MOSCOW, September 21 (RIA Novosti) - The Russian billionaire who bought cellist Mstislav Rostropovich's collection of Russian art ahead of a Sotheby's auction earlier this week said Friday he had paid over $72 million.

Sotheby's cancelled the auction after the collection, amassed by the famous musician and his wife, soprano Galina Vishnevskaya, abroad, had been "acquired privately in its entirety" by a Kremlin-friendly tycoon.
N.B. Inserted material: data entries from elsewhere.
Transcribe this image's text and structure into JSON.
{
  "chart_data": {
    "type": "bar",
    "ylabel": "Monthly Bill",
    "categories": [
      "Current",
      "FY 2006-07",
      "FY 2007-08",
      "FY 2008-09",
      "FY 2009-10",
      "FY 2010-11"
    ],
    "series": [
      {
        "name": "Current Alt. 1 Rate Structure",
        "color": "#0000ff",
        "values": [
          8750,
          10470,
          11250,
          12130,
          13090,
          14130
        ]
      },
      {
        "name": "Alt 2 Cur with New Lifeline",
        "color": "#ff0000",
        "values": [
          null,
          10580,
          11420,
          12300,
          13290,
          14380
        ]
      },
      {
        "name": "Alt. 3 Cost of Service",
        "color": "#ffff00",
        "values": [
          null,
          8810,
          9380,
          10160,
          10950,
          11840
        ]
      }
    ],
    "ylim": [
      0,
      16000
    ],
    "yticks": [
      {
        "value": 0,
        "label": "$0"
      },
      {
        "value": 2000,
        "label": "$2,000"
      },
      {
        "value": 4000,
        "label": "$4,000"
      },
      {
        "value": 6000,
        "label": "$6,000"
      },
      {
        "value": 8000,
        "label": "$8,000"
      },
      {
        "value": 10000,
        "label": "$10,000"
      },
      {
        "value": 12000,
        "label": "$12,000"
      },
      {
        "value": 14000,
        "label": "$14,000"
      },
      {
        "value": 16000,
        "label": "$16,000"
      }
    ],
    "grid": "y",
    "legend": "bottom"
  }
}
The collection was preliminarily estimated at about $40 million.

In an interview on the Ekho Moskvy radio, Alisher Usmanov said he had also paid buyer's premium and commission to the auction house.

The businessman, who co-owns major steel factories, heads a subsidiary of state-controlled energy giant Gazprom, and has invested in media, telecoms and banking, said earlier he would donate the collection, comprising 450 pieces of 18th-19th-century Russian art, to the state.

The collection was built up by the celebrated couple after they were forced to leave Russia in 1974. It comprises of porcelain and glassware, as well as paintings by Nikolai Roerich, Valentin Serov, Ilya Repin and Karl Bryullov. Rostropovich died at the age of 80 in Moscow this April.

Usmanov told the radio channel the collection was still in London, and would arrive in Russia in October.

"We now have a clear understanding of when it will return to Russian soil. This will happen in October, when it will arrive in Moscow or St. Petersburg," the businessman said.

Experts earlier said a museum to keep the collection was being chosen at the moment. They suggested it could be split into porcelain, which could be displayed in the Kremlin museum, and paintings and sculptures to go to museums in Moscow and St. Petersburg.

Also this week, the billionaire increased his stake in Arsenal soccer club to 21% and became its second largest shareholder. In August, he acquired 14.65% in the Premier League club.

In early September, the magnate bought the rights to a collection of Soviet-era cartoons from U.S.-based film company Films By Jove (FBJ) and presented them to Bibigon, a new Russian children's channel proposed by President Vladimir Putin, which started broadcasting on September 1.